🤖 AI Summary
To address the neglect of low-level texture knowledge—such as boundary sharpness, smoothness, color contrast, and regularity—in semantic segmentation, this paper proposes a Structured and Statistical Texture Knowledge Distillation (SSTKD) framework. Methodologically, it introduces a novel Contourlet Decomposition Module (CDM) to model multi-scale directional contour features, integrates a Texture Intensity Equilibrium Module (TIEM) to capture local-to-global statistical distributions, and designs a Quantization-aware Distribution Loss (QDL) to enhance distillation stability; TIEM is further extended to C-TIEM, and two lightweight, general-purpose segmentation networks—STLNet++ and U-SSNet—are constructed.
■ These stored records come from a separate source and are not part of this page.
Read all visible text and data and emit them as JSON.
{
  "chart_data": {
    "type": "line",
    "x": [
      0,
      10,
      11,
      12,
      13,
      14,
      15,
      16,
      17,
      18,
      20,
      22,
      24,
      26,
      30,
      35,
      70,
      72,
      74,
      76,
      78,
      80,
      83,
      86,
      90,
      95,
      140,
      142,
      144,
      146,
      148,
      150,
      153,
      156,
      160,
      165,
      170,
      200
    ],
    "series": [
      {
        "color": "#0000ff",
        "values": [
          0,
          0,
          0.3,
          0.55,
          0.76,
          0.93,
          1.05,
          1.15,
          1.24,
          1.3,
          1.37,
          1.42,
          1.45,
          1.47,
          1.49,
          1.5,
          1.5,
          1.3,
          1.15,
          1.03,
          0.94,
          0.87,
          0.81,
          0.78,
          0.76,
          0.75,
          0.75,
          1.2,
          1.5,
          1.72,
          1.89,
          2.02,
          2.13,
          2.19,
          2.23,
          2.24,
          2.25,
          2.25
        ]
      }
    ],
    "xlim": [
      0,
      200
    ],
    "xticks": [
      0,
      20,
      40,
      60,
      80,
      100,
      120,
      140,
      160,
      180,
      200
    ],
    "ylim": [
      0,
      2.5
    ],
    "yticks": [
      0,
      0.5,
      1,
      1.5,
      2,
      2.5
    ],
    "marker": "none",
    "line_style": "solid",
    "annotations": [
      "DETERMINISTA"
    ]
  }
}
Extensive experiments across three segmentation tasks and seven mainstream benchmarks demonstrate consistent and significant improvements over state-of-the-art methods, validating that explicit low-level texture modeling substantially enhances both segmentation accuracy and boundary fidelity.
📝 Abstract
We propose to re-emphasize the low-level texture information in deep networks for semantic segmentation and related knowledge distillation tasks. Low-level texture feature/knowledge is also of vital importance for characterizing the local structural pattern and global statistical property, such as boundary, smoothness, regularity and color contrast, which may not be well addressed by highlevel deep features. In this paper, we are intended to take full advantage of both structural and statistical texture knowledge and propose a novel Structural and Statistical Texture Knowledge Distillation (SSTKD) framework for semantic segmentation. Specifically, Contourlet Decomposition Module (CDM) is introduced to decompose low-level features with iterative Laplacian pyramid and directional filter bank to mine the structural texture knowledge, and Texture Intensity Equalization Module (TIEM) is proposed to extract and enhance statistical texture knowledge with the corresponding Quantization Congruence Loss (QDL). Moreover, we further put forward the Co-occurrence TIEM (C-TIEM) and generic segmentation frameworks, namely STLNet++ and U-SSNet, to enable existing segmentation networks to harvest the structural and statistical texture information more effectively. Extensive experimental results on three segmentation tasks demonstrate the effectiveness of the proposed methods, showing they achieve state-of-the-art performances on seven popular benchmark datasets, respectively.